What he was experiencing was attraction, plain and simple, but he wasn't familiar with it. Up until that point, he'd been observing his fellow human beings through a glass panel. He could appreciate them aesthetically, but that was as far as things went. When he turned thirteen, Rhinedottir handed him a book on puberty and sexuality and proceeded to never discuss the topic further. She didn't date, didn't talk about Albedo's father–if he even had one. Albedo now believes that he's the product of in vitro fertilization. He can't imagine his mother wasting her time trying to get pregnant the old fashioned way. (Immaculate conception; he feels anything but holy.)
Crushes, romance, those were for other people. Or so he told himself. He attempted to forget. On the day his course began, Albedo crossed Favonius campus with his eyes fixed only on what was in front of him. He didn’t search for Aether among the students rushing to class or lingering on the walkways.
Albedo entered the lecture hall and booted up the computer. He turned to write his name on the whiteboard in neat block letters. Behind him, students shuffled in and chose their seats. They talked in low voices about their courses and what they’d done over winter break. Ski trips. Family visits. Hours and hours of video games. Part-time jobs. Albedo glanced at the wall clock. It was time to begin class. He hoped that this latest batch of students would take him seriously. Some took Albedo’s age and appearance as an invitation to be overly familiar.

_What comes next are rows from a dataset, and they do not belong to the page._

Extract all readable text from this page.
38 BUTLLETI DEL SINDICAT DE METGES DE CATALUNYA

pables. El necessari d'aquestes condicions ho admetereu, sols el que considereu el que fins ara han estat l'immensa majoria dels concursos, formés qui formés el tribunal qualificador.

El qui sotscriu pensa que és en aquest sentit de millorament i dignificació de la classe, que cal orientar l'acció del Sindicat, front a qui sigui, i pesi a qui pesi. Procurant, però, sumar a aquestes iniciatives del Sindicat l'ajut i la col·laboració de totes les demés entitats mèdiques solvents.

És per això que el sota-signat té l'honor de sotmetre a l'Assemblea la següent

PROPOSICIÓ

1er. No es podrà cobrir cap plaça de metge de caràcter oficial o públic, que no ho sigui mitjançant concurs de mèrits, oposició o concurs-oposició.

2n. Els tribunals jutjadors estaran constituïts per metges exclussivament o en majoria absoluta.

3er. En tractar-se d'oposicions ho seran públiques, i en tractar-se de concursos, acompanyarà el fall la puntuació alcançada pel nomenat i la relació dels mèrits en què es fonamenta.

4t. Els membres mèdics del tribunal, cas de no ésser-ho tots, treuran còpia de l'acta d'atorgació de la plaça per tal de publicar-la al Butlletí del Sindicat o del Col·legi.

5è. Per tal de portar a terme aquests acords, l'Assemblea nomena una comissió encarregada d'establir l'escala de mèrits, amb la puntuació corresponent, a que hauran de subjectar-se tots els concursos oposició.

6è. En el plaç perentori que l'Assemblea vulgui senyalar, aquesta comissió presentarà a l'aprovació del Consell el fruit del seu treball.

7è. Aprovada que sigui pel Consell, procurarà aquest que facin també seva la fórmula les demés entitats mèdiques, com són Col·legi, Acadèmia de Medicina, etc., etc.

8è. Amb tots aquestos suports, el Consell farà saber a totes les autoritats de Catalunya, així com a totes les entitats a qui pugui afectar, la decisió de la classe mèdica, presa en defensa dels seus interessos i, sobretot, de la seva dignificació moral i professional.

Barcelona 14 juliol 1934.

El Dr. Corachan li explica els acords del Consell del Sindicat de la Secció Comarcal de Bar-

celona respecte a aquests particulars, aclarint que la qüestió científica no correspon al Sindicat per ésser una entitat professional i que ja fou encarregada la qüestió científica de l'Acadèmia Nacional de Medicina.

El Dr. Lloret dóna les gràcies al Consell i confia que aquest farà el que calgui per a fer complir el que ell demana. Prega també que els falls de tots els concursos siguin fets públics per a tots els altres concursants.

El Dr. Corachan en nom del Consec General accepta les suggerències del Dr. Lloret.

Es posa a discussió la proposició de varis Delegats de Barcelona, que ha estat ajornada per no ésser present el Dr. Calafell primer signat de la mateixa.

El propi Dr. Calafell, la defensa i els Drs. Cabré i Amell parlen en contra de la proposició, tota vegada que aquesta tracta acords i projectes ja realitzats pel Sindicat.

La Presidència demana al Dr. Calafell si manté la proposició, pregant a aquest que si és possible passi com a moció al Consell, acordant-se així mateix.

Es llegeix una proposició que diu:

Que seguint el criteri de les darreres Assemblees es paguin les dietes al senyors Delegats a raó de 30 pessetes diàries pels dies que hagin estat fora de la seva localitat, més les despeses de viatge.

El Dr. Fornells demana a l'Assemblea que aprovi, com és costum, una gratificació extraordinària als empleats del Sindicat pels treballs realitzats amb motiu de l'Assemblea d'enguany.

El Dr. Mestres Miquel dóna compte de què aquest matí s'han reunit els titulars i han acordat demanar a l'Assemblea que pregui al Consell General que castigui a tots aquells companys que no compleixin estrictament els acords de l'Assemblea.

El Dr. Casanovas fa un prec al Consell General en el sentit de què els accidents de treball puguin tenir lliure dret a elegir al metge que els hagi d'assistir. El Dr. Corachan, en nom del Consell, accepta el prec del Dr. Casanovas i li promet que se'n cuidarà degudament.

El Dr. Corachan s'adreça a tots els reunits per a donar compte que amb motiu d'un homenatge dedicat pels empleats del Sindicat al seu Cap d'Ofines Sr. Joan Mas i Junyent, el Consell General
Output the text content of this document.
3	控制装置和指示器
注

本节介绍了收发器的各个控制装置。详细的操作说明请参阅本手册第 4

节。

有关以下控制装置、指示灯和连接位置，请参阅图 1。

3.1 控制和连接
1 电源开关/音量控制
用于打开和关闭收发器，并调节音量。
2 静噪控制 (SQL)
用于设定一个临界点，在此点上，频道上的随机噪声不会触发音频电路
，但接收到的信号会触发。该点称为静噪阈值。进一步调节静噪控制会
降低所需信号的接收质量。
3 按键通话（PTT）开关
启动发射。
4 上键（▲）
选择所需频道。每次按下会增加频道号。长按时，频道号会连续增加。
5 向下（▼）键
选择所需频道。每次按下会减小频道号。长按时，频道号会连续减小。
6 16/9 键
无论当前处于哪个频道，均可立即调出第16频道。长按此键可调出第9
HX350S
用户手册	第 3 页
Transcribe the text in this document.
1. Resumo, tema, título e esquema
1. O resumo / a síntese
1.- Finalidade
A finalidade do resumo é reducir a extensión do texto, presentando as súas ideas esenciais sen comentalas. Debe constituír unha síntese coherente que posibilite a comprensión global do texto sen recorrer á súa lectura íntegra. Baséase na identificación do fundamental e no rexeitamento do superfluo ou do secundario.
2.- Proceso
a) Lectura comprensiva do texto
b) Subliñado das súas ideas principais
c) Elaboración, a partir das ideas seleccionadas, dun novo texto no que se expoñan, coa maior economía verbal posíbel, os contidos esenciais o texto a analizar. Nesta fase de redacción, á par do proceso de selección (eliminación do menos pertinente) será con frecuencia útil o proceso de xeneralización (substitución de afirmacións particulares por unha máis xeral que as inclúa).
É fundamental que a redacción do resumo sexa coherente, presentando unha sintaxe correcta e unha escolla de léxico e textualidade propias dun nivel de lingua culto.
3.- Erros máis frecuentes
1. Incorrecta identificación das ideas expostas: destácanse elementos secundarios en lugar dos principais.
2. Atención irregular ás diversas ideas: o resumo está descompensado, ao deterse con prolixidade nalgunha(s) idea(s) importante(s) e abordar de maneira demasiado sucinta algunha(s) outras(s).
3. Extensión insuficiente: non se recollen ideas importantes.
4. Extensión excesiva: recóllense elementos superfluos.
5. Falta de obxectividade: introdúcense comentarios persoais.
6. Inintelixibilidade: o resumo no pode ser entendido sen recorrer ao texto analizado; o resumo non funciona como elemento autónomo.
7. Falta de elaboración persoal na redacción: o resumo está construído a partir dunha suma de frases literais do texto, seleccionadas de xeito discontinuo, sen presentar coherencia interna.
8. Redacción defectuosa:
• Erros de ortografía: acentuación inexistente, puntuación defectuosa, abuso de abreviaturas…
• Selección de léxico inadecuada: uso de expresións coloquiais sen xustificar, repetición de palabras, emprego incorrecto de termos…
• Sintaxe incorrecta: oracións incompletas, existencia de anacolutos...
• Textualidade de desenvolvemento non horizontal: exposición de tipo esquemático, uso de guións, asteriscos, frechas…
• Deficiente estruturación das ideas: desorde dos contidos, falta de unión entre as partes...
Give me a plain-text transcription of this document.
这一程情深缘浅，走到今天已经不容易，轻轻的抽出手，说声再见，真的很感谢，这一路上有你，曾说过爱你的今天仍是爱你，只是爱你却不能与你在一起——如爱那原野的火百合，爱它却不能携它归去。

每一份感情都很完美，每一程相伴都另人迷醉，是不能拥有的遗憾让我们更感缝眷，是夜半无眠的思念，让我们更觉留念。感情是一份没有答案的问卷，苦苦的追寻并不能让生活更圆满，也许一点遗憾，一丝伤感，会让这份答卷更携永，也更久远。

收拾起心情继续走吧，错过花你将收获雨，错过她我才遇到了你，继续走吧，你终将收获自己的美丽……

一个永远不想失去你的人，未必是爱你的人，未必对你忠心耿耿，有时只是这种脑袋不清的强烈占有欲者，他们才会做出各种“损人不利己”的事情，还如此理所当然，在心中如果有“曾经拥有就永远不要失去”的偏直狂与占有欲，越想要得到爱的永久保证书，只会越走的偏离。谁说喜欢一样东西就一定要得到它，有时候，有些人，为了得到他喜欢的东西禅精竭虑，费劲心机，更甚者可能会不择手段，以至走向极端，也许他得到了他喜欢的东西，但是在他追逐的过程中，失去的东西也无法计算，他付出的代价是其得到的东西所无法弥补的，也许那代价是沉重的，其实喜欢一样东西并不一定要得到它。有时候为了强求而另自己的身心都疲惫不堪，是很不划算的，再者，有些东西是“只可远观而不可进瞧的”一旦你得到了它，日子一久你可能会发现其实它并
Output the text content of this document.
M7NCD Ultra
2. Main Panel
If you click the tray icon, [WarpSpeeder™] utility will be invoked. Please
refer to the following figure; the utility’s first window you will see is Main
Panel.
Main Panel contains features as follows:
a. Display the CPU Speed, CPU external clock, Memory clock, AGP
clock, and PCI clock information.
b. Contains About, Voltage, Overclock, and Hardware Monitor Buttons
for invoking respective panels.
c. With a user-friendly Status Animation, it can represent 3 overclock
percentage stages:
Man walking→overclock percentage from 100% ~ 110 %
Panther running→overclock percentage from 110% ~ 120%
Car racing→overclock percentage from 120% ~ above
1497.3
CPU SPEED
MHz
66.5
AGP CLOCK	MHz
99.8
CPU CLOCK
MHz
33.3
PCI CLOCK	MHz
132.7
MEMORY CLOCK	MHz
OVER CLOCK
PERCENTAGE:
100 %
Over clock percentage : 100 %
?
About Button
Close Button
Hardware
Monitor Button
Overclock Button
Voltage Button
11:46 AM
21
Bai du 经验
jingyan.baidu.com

Albedo turned, a prepared greeting on his lips, and stilled.
There, in the front row, sat Aether, his chin balanced on the back of his hand, his ankles crossed, glowing underneath the fluorescents. Albedo momentarily forgot what he was going to say. He blinked once. He wasn’t imagining things. Aether was actually there.
Aether smiled knowingly at him. His eyes gleamed as he mouthed, “Hello again.”